Rex: 'Prez speaks for himself'
Tillerson cold to Trump’s Va. remarks
Secretary of State Rex Tillerson Sunday distanced himself from President Trump’s response to the white-supremacist violence in Charlottesville, Va.
“The president speaks for himself,” Tillerson told “Fox News Sunday” when asked if Trump’s comments represent American values.
Trump initially condemned hatred and bigotry on “many sides” after a white-nationalist demonstration Aug. 12 led to the murder of counterprotester Heather Heyer, 32.
The president eventually denounced the KKK, Nazis and white supremacists, only to add at a subsequent press conference that there were “very fine people” on both sides in the Charlottesville demonstrations.
The United Nations Commit- tee on the Elimination of Racial Discrimination responded with the unusual step of calling out the US for its “failure at the highest political level to unequivocally reject racist violent events.”
Tillerson said the international community should not doubt Americans’ commitment to freedom and racial equality.
“I don’t believe anyone doubts the American people’s values or the commitment of the American government or the government’s agencies to advancing those values and defending those values,” Tillerson said when asked about the UN rebuke.
Fox News’ Chris Wallace responded: “And the president’s values?”
“The president speaks for himself,” Tillerson said.
“Are you separating yourself from that, sir?” Wallace asked.
“I have spoken,” Tillerson said. “I have made my own comments as to our values as well in a speech I gave to the State Department this past week.”
Tillerson’s response is further evidence of how the Charlottesville violence has fractured the GOP and Trump’s inner circle.
Economic adviser Gary Cohn reportedly had drafted his resignation letter after Trump blamed “both sides” for the violence.
Cohn also issued a public rebuke in an interview with the Financial Times, in which he said, “Citizens standing up for equality and freedom can never be equated with white supremacists, neo-Nazis, and the KKK.”
The administration “must do better in consistently and unequivocally condemning these groups,” added Cohn, who is Jewish.

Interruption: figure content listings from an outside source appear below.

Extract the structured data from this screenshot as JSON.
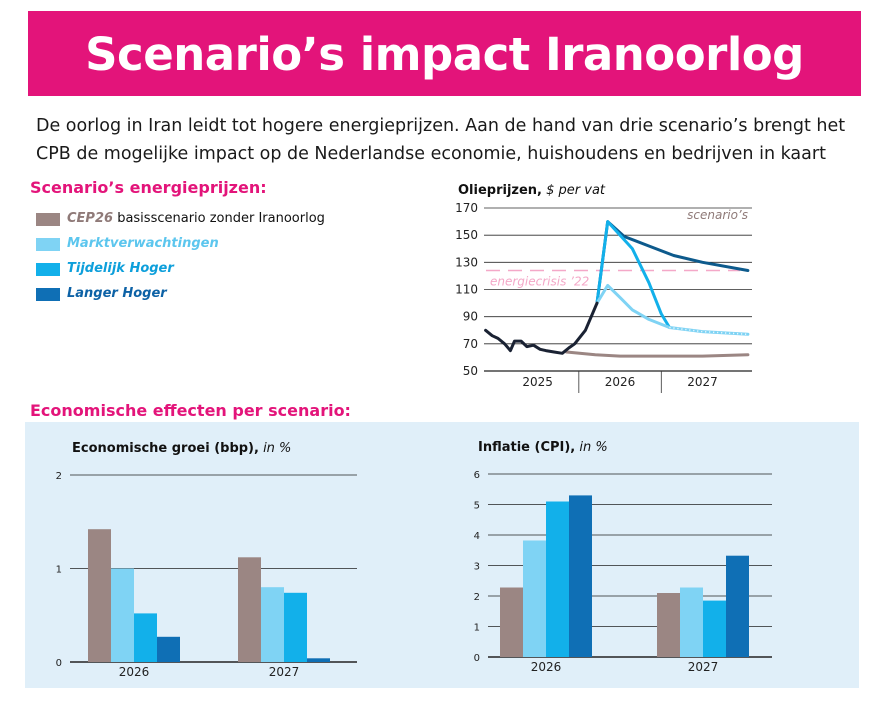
{
  "header": {
    "title": "Scenario’s impact Iranoorlog"
  },
  "intro": {
    "text": "De oorlog in Iran leidt tot hogere energieprijzen. Aan de hand van drie scenario’s brengt het CPB de mogelijke impact op de Nederlandse economie, huishoudens en bedrijven in kaart"
  },
  "legend": {
    "title": "Scenario’s energieprijzen:",
    "items": [
      {
        "name": "CEP26",
        "desc": "basisscenario zonder Iranoorlog",
        "color": "#9b8683",
        "name_color": "#8f7a78"
      },
      {
        "name": "Marktverwachtingen",
        "desc": "",
        "color": "#7fd3f4",
        "name_color": "#5cc6ee"
      },
      {
        "name": "Tijdelijk Hoger",
        "desc": "",
        "color": "#12b0ea",
        "name_color": "#0d9fdb"
      },
      {
        "name": "Langer Hoger",
        "desc": "",
        "color": "#0f6fb5",
        "name_color": "#0d62a6"
      }
    ]
  },
  "effects": {
    "title": "Economische effecten per scenario:"
  },
  "colors": {
    "accent": "#e3147a",
    "panel": "#e0eff9",
    "history": "#1a2233",
    "base": "#9b8683",
    "market": "#7fd3f4",
    "temporary": "#12b0ea",
    "longer": "#0f6fb5",
    "longer_line": "#0d5a8c",
    "crisis": "#f4a8c8"
  },
  "chart_data": [
    {
      "id": "oil",
      "type": "line",
      "title": "Olieprijzen,",
      "unit": "$ per vat",
      "xlabel": "",
      "ylabel": "",
      "ylim": [
        50,
        170
      ],
      "yticks": [
        50,
        70,
        90,
        110,
        130,
        150,
        170
      ],
      "xlim": [
        2024.35,
        2027.6
      ],
      "xticks": [
        {
          "label": "2025",
          "pos": 2025
        },
        {
          "label": "2026",
          "pos": 2026
        },
        {
          "label": "2027",
          "pos": 2027
        }
      ],
      "year_dividers": [
        2025.5,
        2026.5
      ],
      "grid": true,
      "annotations": {
        "scenarios": "scenario’s",
        "crisis": "energiecrisis ’22"
      },
      "crisis_level": 124,
      "series": [
        {
          "key": "base",
          "x": [
            2025.35,
            2025.7,
            2026.0,
            2026.5,
            2027.0,
            2027.55
          ],
          "y": [
            64,
            62,
            61,
            61,
            61,
            62
          ]
        },
        {
          "key": "history",
          "x": [
            2024.37,
            2024.45,
            2024.52,
            2024.6,
            2024.67,
            2024.72,
            2024.8,
            2024.87,
            2024.95,
            2025.03,
            2025.1,
            2025.2,
            2025.3,
            2025.38,
            2025.45,
            2025.58,
            2025.72
          ],
          "y": [
            80,
            76,
            74,
            70,
            65,
            72,
            72,
            68,
            69,
            66,
            65,
            64,
            63,
            67,
            70,
            80,
            100
          ]
        },
        {
          "key": "market",
          "x": [
            2025.72,
            2025.85,
            2026.0,
            2026.15,
            2026.35,
            2026.6,
            2027.0,
            2027.55
          ],
          "y": [
            100,
            113,
            104,
            95,
            88,
            82,
            79,
            77
          ]
        },
        {
          "key": "temporary",
          "x": [
            2025.72,
            2025.85,
            2026.15,
            2026.35,
            2026.5,
            2026.6
          ],
          "y": [
            100,
            160,
            140,
            115,
            92,
            82
          ]
        },
        {
          "key": "longer",
          "x": [
            2025.72,
            2025.85,
            2026.05,
            2026.35,
            2026.65,
            2027.0,
            2027.55
          ],
          "y": [
            100,
            160,
            149,
            142,
            135,
            130,
            124
          ]
        }
      ]
    },
    {
      "id": "gdp",
      "type": "bar",
      "title": "Economische groei (bbp),",
      "unit": "in %",
      "xlabel": "",
      "ylabel": "",
      "ylim": [
        0,
        2
      ],
      "yticks": [
        0,
        1,
        2
      ],
      "grid": true,
      "categories": [
        "2026",
        "2027"
      ],
      "series": [
        {
          "key": "base",
          "values": [
            1.42,
            1.12
          ]
        },
        {
          "key": "market",
          "values": [
            1.0,
            0.8
          ]
        },
        {
          "key": "temporary",
          "values": [
            0.52,
            0.74
          ]
        },
        {
          "key": "longer",
          "values": [
            0.27,
            0.04
          ]
        }
      ]
    },
    {
      "id": "cpi",
      "type": "bar",
      "title": "Inflatie (CPI),",
      "unit": "in %",
      "xlabel": "",
      "ylabel": "",
      "ylim": [
        0,
        6
      ],
      "yticks": [
        0,
        1,
        2,
        3,
        4,
        5,
        6
      ],
      "grid": true,
      "categories": [
        "2026",
        "2027"
      ],
      "series": [
        {
          "key": "base",
          "values": [
            2.28,
            2.1
          ]
        },
        {
          "key": "market",
          "values": [
            3.82,
            2.28
          ]
        },
        {
          "key": "temporary",
          "values": [
            5.1,
            1.85
          ]
        },
        {
          "key": "longer",
          "values": [
            5.3,
            3.32
          ]
        }
      ]
    }
  ]
}
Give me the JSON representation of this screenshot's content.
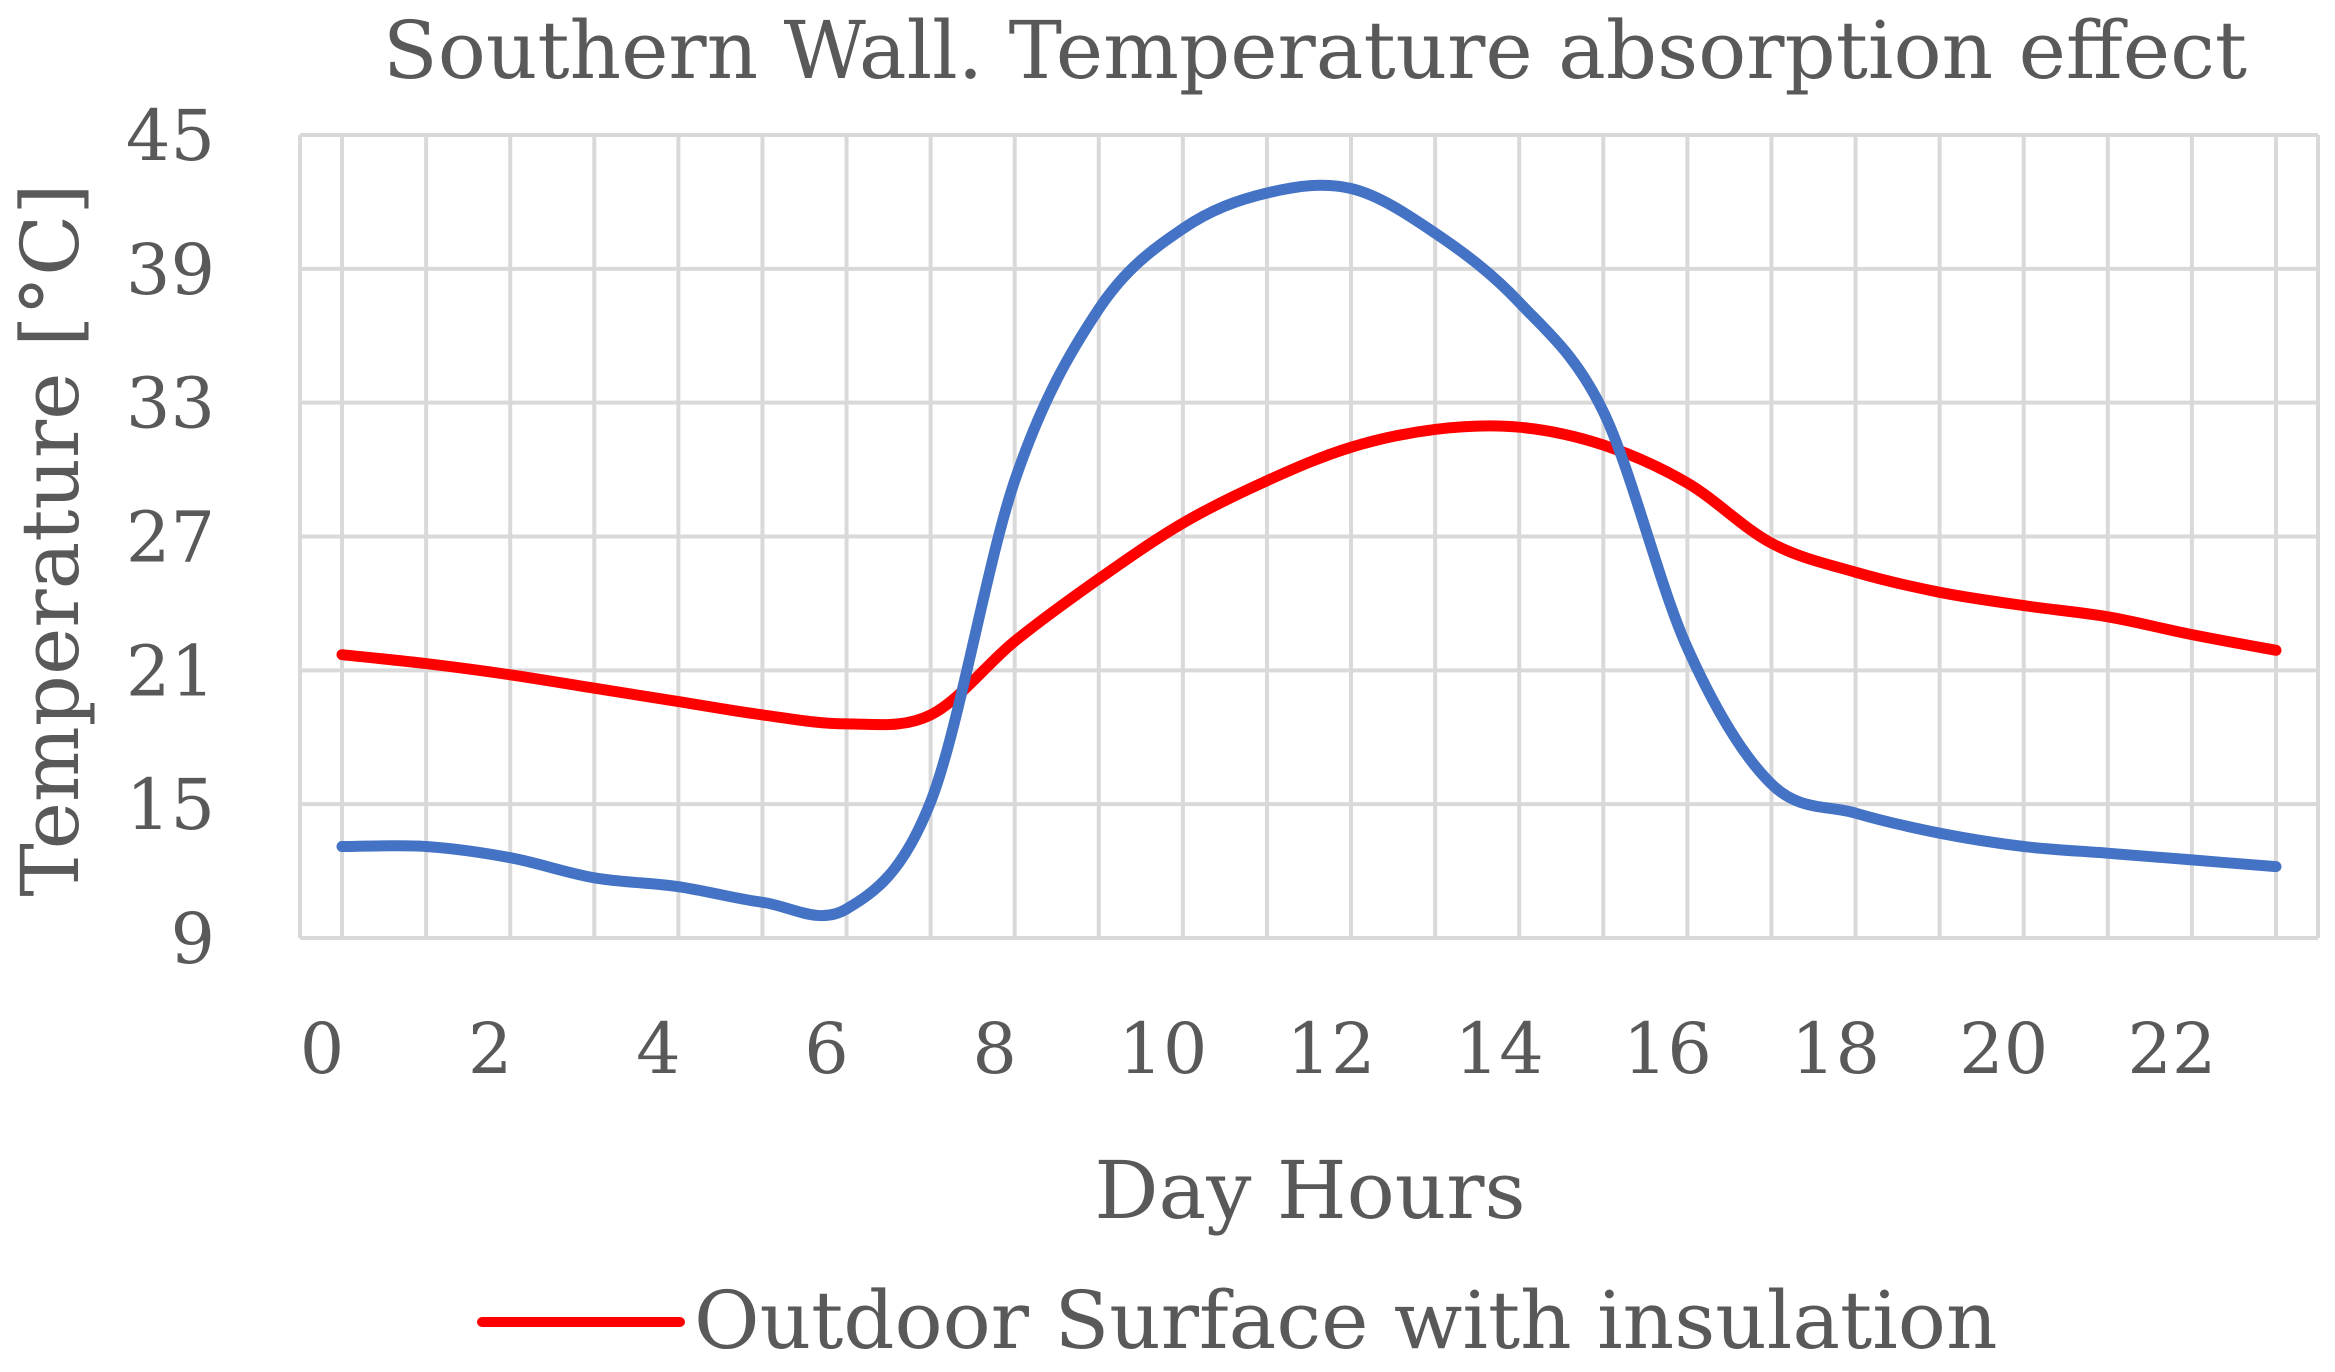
{
  "colors": {
    "background": "#ffffff",
    "grid": "#d9d9d9",
    "text": "#595959",
    "series_red": "#ff0000",
    "series_blue": "#4472c4"
  },
  "chart_data": {
    "type": "line",
    "title": "Southern Wall. Temperature absorption effect",
    "xlabel": "Day Hours",
    "ylabel": "Temperature [°C]",
    "xlim": [
      -0.5,
      23.5
    ],
    "ylim": [
      9,
      45
    ],
    "x_tick_values": [
      0,
      2,
      4,
      6,
      8,
      10,
      12,
      14,
      16,
      18,
      20,
      22
    ],
    "x_tick_labels": [
      "0",
      "2",
      "4",
      "6",
      "8",
      "10",
      "12",
      "14",
      "16",
      "18",
      "20",
      "22"
    ],
    "y_tick_values": [
      9,
      15,
      21,
      27,
      33,
      39,
      45
    ],
    "y_tick_labels": [
      "9",
      "15",
      "21",
      "27",
      "33",
      "39",
      "45"
    ],
    "grid": true,
    "x": [
      0,
      1,
      2,
      3,
      4,
      5,
      6,
      7,
      8,
      9,
      10,
      11,
      12,
      13,
      14,
      15,
      16,
      17,
      18,
      19,
      20,
      21,
      22,
      23
    ],
    "series": [
      {
        "name": "Outdoor Surface with insulation",
        "color": "#ff0000",
        "in_legend": true,
        "values": [
          21.7,
          21.3,
          20.8,
          20.2,
          19.6,
          19.0,
          18.6,
          19.0,
          22.3,
          25.1,
          27.6,
          29.5,
          31.0,
          31.8,
          31.9,
          31.1,
          29.4,
          26.7,
          25.4,
          24.5,
          23.9,
          23.4,
          22.6,
          21.9
        ]
      },
      {
        "name": "",
        "color": "#4472c4",
        "in_legend": false,
        "values": [
          13.1,
          13.1,
          12.6,
          11.7,
          11.3,
          10.6,
          10.3,
          15.1,
          29.5,
          37.2,
          40.8,
          42.4,
          42.6,
          40.6,
          37.5,
          32.6,
          22.0,
          15.9,
          14.6,
          13.7,
          13.1,
          12.8,
          12.5,
          12.2
        ]
      }
    ],
    "legend": {
      "position": "bottom-center",
      "entries": [
        "Outdoor Surface with insulation"
      ]
    }
  }
}
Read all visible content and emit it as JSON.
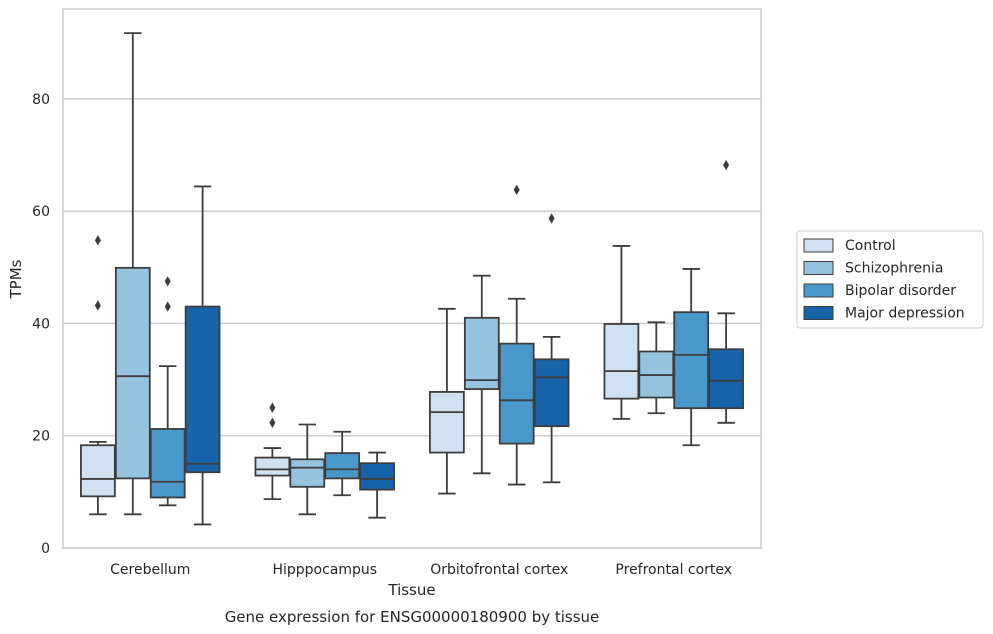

After Charlottesville, two White House aides — Stephen Bannon and Sebastian Gorka — left the Trump administration and returned to Breitbart News, an online site associated with the far-right, nationalist movement.
Meanwhile, Tillerson called North Korea’s recent firing of three short-range ballistic missiles a “provocative act” but said the US will still push for diplomatic negotiations.
“The firing of any ballistic missile is a violation of UN Security Council resolutions and we do view it as a provocative act, a provocative act against the United States and our allies,” Tillerson said on “Fox News Sunday.”
He added: “We’re going to continue our peaceful-pressure campaign, as I have described it, working with allies, working with China as well, to see if we can bring the regime in Pyongyang to the negotiating table.”